There is an odd sensation in my body now though and I stop. I am growing shorter, my ooze spreading flatter and wider. My body separating and becoming loose, I feel it begin to shake and tremor. Flattening like as if some great weight were being pressed down on me. As if the substance that made up my body couldn’t hold together anymore. I quickly realize as I feel the hunger, that it can’t. That I can’t. No, it is a thirst. A pain. A need.

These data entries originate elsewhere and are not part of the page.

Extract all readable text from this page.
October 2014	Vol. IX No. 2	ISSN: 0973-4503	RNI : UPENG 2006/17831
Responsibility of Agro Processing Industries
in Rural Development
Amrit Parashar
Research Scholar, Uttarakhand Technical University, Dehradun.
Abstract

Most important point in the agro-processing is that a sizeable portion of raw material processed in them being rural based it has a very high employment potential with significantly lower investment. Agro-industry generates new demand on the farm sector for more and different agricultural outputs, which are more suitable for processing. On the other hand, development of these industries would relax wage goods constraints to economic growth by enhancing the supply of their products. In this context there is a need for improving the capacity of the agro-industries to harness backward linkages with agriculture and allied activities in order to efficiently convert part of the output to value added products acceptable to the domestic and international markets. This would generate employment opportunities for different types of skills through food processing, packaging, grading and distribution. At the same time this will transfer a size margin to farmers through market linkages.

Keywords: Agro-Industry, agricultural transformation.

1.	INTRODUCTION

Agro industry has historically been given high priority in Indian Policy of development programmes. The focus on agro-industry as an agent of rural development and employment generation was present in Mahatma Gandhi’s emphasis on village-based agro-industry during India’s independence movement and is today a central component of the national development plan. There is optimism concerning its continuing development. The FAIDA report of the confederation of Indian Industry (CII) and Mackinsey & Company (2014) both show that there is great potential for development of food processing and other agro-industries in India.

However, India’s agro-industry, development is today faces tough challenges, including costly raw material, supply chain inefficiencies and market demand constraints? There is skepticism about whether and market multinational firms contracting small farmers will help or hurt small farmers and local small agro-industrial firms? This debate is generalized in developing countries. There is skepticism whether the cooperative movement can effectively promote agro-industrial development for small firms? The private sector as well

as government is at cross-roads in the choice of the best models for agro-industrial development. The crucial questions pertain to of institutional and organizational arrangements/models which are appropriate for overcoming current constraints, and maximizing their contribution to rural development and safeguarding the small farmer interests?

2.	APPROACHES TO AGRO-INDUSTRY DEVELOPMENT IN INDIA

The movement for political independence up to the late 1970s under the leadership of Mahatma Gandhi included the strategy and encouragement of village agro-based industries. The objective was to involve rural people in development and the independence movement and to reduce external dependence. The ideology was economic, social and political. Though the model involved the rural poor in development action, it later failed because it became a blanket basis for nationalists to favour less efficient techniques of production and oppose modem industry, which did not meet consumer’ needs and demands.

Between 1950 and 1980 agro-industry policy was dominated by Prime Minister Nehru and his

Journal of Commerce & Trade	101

I turn around, quickly shifting my mass back to the pool of oil, to my kin who await my return and to the steaming pipe that fills the air with a solemn hiss like that of a serpent ready to strike at some threat lurching slowly towards it. Sloshing.
Submerging myself in the poison oil I bubble and feel it wash around me, feel it wash over me, wash through me. My equally as damned kin are around me now, their bodies rubbing and sloshing over mine as they restore the warmth to my mass, as they welcome me back to the fold. To the pit I belong in, the hole where there is no escape from. As they praise me for not trying to leave. There’s no point in trying to leave. We all should stay here. As I reinvigorate in the poison I realize that I am trapped by it, limited by it. My body needs it to survive. I need to drink it, to bathe in it, to absorb it. If I stop, I will die. It is me. My lifeblood.
I rise up, splashing around out from below. Reinvigorated, restored.
I stare out of the pool, towards the stone surface around me and wonder how I am supposed to get out here?